Tymczasem, jak powiedział mi mój kuzyn – „znam wiele osób z najrozmaitszych środowisk – kolejarzy, robotników, pijaków, a nawet meneli, ale nigdy nie słyszałem, aby aż tak przeklinali, bo każdy czuje, że mimo wszystko tak nie wypada". A jednak wypada....Co ciekawe, aby post factum oczyścić się z tego języka, próbowano nam wmówić, że prywatnie każdy klnie. „A któż nie przeklina?" „Wszyscy klną, to normalne" – tłumaczono. A to nieprawda! Nie wszyscy! Przynajmniej dotąd tak było. Bo miejmy nadzieję, że te słowa nie nauczą innych wyrażania swoich myśli, a przykład nie pociągnie do naśladowania, choć mądre przysłowie poucza – verba docent, exempla trahunt (słowa uczą, przykłady pociągają).
O czy świadczy ten rodzaj kultury języka à rebours? Przede wszystkim o niskim standardzie życia moralnego, o braku etosu w sprawowaniu swej funkcji bycia funkcjonariuszem życia publicznego, o braku szacunku dla piastowanego urzędu. Po drugie o braku respektu do samego siebie i dla swojego rozmówcy.
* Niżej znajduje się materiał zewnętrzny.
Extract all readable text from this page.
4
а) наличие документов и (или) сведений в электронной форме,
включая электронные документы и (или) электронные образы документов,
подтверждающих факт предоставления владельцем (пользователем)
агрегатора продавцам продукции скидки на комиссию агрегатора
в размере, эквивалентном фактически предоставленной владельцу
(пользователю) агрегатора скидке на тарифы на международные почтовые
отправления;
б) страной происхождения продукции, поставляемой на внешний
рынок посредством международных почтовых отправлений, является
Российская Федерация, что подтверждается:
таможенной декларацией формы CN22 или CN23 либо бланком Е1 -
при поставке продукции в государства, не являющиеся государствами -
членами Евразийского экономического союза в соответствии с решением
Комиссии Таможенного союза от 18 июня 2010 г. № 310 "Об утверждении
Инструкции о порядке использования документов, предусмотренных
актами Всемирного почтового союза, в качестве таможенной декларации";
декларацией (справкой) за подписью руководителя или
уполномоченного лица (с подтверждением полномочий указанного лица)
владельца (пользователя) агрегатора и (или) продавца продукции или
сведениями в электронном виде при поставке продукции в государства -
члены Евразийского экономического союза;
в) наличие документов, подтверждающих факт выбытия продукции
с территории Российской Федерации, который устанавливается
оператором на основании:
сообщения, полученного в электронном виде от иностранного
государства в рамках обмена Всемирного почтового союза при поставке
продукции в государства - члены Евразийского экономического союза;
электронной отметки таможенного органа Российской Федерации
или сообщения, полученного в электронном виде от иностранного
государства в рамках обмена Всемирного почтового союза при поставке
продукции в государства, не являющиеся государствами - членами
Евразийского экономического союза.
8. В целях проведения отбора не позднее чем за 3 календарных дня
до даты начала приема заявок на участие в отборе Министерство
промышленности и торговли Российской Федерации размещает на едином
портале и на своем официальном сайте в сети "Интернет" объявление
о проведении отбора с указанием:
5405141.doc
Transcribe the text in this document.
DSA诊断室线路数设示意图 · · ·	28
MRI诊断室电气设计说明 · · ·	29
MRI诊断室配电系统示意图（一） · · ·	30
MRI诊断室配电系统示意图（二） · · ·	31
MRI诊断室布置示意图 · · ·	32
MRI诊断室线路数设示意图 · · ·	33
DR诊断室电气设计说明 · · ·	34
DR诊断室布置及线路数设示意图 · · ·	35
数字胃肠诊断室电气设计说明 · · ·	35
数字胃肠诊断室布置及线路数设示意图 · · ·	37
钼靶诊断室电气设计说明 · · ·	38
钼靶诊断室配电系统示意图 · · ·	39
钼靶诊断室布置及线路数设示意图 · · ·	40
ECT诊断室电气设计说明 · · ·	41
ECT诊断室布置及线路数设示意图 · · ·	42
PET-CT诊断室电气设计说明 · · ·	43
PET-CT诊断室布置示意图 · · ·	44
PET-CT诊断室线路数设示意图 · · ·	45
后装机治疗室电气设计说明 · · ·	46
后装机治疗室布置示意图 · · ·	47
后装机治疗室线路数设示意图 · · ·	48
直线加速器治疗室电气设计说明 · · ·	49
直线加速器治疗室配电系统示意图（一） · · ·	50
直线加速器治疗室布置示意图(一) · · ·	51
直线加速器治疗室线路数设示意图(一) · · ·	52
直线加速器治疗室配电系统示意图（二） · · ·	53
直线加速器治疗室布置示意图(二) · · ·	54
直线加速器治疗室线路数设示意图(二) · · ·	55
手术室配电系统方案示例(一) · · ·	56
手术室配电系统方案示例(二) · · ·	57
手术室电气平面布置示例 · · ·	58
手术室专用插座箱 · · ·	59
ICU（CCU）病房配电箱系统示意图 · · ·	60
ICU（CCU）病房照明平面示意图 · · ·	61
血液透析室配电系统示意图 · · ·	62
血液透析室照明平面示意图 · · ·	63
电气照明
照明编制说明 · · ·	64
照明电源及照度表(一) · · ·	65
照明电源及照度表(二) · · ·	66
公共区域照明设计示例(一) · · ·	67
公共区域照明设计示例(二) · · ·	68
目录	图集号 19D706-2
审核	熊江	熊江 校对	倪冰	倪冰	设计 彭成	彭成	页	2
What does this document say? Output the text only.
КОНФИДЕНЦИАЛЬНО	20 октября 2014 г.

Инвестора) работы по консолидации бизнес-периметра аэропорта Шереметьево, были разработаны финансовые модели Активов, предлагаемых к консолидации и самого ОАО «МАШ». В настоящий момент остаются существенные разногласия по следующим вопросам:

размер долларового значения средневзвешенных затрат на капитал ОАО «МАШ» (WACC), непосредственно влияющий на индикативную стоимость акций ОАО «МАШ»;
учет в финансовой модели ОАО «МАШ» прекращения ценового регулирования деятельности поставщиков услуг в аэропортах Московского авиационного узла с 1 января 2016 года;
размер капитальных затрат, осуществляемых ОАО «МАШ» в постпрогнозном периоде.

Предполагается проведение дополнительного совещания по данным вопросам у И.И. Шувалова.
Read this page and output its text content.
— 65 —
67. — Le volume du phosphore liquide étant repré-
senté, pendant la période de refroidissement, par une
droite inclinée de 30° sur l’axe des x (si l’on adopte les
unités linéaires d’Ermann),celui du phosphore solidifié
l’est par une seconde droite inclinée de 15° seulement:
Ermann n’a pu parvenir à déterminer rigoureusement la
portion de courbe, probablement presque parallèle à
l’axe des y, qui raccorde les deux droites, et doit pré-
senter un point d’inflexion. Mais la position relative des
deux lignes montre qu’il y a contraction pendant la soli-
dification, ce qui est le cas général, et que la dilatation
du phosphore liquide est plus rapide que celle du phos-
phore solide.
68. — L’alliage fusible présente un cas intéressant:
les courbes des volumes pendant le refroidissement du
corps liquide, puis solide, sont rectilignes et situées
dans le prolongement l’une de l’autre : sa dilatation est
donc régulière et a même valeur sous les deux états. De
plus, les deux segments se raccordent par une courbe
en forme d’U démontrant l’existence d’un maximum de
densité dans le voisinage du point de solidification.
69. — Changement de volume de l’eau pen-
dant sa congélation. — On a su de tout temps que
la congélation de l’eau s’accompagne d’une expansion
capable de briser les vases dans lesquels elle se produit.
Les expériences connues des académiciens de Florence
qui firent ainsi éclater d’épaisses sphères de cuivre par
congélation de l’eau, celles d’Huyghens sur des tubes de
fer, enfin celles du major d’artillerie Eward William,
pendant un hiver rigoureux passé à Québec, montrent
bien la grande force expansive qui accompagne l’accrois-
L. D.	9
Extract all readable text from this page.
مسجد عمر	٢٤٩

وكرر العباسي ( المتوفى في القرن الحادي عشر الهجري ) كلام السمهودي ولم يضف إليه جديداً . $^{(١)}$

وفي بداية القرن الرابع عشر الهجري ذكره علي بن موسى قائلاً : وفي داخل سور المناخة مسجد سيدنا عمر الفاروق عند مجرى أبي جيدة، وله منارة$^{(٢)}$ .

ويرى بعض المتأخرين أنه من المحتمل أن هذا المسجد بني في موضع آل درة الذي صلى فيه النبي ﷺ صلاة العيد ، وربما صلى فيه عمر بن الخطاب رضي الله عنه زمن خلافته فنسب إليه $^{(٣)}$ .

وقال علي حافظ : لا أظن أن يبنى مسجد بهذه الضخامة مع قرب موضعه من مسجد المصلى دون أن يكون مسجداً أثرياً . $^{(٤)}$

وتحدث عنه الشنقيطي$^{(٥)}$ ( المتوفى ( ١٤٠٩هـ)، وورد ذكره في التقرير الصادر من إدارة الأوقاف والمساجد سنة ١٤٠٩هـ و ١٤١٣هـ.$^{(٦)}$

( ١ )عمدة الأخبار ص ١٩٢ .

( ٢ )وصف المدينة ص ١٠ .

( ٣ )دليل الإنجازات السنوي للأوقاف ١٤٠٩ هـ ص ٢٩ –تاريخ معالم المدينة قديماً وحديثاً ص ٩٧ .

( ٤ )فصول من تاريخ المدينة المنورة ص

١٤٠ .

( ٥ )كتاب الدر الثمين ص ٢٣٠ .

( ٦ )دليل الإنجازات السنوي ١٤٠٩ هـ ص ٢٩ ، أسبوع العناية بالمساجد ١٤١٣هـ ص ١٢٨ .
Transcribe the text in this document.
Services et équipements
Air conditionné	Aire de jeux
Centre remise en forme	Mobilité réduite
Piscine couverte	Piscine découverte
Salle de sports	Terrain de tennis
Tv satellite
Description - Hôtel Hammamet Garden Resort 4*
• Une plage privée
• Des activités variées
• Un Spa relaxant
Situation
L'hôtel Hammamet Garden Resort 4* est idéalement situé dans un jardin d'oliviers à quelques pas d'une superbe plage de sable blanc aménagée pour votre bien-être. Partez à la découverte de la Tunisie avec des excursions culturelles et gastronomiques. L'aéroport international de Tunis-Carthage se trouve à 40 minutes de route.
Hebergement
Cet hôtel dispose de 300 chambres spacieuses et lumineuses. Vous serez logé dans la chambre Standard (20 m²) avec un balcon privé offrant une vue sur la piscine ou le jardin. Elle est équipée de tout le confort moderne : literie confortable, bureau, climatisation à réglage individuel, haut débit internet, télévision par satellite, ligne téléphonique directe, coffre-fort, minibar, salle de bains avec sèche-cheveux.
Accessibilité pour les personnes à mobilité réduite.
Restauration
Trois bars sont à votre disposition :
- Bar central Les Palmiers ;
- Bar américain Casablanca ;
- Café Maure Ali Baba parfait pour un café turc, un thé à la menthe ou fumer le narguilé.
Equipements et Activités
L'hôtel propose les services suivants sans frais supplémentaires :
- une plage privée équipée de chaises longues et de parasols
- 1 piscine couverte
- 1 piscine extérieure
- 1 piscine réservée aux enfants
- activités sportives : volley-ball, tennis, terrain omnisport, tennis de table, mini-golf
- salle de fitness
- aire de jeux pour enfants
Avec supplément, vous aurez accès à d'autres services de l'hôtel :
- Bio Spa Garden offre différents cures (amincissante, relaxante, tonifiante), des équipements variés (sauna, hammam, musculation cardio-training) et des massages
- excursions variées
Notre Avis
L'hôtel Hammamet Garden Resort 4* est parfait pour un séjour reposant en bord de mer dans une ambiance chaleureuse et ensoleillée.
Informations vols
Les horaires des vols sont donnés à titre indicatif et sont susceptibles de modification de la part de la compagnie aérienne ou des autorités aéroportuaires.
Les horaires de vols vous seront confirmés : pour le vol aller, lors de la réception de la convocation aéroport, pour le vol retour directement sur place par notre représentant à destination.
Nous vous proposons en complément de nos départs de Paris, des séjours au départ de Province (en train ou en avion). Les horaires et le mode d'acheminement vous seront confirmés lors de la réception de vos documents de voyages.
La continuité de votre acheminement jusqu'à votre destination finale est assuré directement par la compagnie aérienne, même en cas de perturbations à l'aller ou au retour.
No i oczywiście o niskim poziomie osobistej kultury. Nie mówiąc już o głupocie, która w tym wypadku przejawiła się brakiem czujności, rozwagi, i elementarnego wyczucia standardów bezpieczeństwa. Skoro Sienkiewicz, który jest odpowiedzialny za służby, sam dał się podsłuchać, powinien natychmiast być zdymisjonowany. Te wszystkie elementy pokazują jedno – mega pychę, rozrośnięte ego, a także nieliczenie się z nikim i z niczym. Pycha jednak zawsze prowadzi do zguby, o czym nagrani politycy albo nie wiedzieli, albo nie chcieli pamiętać – stąd ich upadek jest tak wielki i tak żenujący.
A jaka prawda płynie dla nas – obywateli – biorąc w nawias najistotniejsze wątki tych rozmów? Dla mnie osobiście taka, że już sam język zdyskwalifikował głównych aktorów nagrań do reprezentowania Polski i brania za nią jakiejkolwiek odpowiedzialności. Panowie ci, co najwyżej, mają kwalifikacje do rządzenia w domu publicznym, gdyż zakres uruchamianych przez nich skojarzeń, najlepiej sytuuje ich wokół tego typu klimatów i miejsc.
Dlatego nie tyle ważne jest kto ich nagrywał (na co rządzący chcą przenieść akcent), ale to, co kto mówił i jak mówił, gdyż jak powiada inna znana maksyma verba sunt indices animi (słowa są odzwierciedleniem umysłu). A chyba nikt z nas nie chciałby, aby rządziły nami chore umysły!